If you haven't had certain vaccines, the doctor will administer them (or at least the first dose) during this exam. However, the physician will not simply give the same set of vaccines to everyone. The exact nature of the requirement depends on which vaccines are considered age-appropriate, in the judgment of the Advisory Committee on Immunization Practices (ACIP).
You can view a chart of which vaccines are considered medically appropriate at various ages in the U.S. Citizenship and Immigration Services (USCIS) Policy Manual under Chapter 9, Vaccination Requirement.
As you'll see, infants five weeks old and younger are required only to have the Hepatitis B vaccination. A child who has reached seven weeks of age must also have the rotavirus vaccine.
The doctor or a member of the doctor's professional staff will ask you for your medical history. The doctor will review all the times you have ever been in the hospital, any time you had to be put in an institution for a chronic physical or mental condition, and all the times you've ever been sick or disabled so seriously that it resulted in a "substantial departure from a normal state of well-being or level of functioning."
The doctor will ask specific questions about psychoactive drug and alcohol use. (You might want to also read, Can a Recovering Drug Addict Get a U.S. Visa or Green Card?.)
In addition, the doctor will ask about any history of any history of harmful behavior or any psychiatric illness not documented in the medical records. The doctor will also review chest X-rays and treatment records to see if you have or ever had tuberculosis.
The doctor will review any other records, such as police, military, school, or employment records, that might help to determine a history of harmful behavior related to a physical or mental disorder.
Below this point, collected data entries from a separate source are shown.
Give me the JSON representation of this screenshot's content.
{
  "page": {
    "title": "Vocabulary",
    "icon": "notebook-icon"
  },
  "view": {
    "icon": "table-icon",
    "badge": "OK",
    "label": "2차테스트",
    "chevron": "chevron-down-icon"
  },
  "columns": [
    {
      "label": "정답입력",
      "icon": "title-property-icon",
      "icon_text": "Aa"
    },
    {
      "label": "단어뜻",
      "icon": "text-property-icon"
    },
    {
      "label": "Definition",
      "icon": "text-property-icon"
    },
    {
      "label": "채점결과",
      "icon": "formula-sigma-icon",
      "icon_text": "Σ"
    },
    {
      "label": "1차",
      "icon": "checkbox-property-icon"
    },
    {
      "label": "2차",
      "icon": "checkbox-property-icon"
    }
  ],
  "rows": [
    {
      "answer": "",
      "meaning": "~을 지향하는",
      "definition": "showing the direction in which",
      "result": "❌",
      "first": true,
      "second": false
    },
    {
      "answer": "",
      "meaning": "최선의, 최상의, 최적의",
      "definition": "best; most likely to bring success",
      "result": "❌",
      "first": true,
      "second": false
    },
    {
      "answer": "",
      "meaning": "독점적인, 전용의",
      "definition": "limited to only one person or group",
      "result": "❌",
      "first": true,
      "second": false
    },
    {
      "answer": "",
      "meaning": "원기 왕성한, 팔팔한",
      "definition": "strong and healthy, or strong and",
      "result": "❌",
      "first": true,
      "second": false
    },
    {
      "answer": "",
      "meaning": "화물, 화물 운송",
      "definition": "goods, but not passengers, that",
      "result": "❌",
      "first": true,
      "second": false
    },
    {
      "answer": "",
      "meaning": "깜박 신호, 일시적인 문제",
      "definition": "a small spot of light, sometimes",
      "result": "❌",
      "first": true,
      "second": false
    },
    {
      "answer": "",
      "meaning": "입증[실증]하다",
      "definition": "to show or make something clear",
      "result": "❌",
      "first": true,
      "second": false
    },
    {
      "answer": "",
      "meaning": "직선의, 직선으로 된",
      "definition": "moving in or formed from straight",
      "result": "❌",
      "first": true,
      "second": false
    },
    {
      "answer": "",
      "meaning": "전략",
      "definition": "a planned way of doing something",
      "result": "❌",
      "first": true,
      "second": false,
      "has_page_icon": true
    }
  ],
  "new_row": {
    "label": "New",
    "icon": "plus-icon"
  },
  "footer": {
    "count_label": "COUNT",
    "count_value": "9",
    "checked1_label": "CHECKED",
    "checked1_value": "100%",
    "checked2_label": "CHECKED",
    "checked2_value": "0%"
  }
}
These records also may show whether you have any illnesses or disabilities that result in a substantial departure from a normal state of well-being or level of functioning.
The doctor will ask specifically about symptoms that suggest cardiovascular, pulmonary, musculoskeletal, and neuropsychiatric disorders, and will look for symptoms that you are infected with any of the diseases that would make you inadmissible.
The doctor will then give you a physical examination, which will include looking at your eyes, ears, nose and throat, extremities, heart, lungs, abdomen, lymph nodes, skin, and external genitalia. The doctor will also perform a mental status examination, assessing your intelligence, thought, comprehension, judgment, affect, mood, and behavior.
The doctor will do any test necessary to diagnose—or confirm a suspected diagnosis of—diseases that could make you inadmissible. A blood draw and chest X-rays are usually part of the testing. You do not need to fast (refrain from eating) in preparation for the blood draw.
If you're too sick at the time of the medical exam for the doctor to perform all the necessary tests, you'll be referred to your own doctor to get better, and told to come back for the immigration medical exam later.
If your case is unusual and the doctor can't say for sure whether you can pass the medical exam, the doctor can refer you to another doctor to perform further testing.
When the examination is done, the doctor will prepare a form with results and findings. The doctor will give you the form in a sealed envelope for you to give the consulate or to USCIS (don't open the envelope!). In some cases when you are applying for a visa overseas, the doctor will send the results directly to the consulate.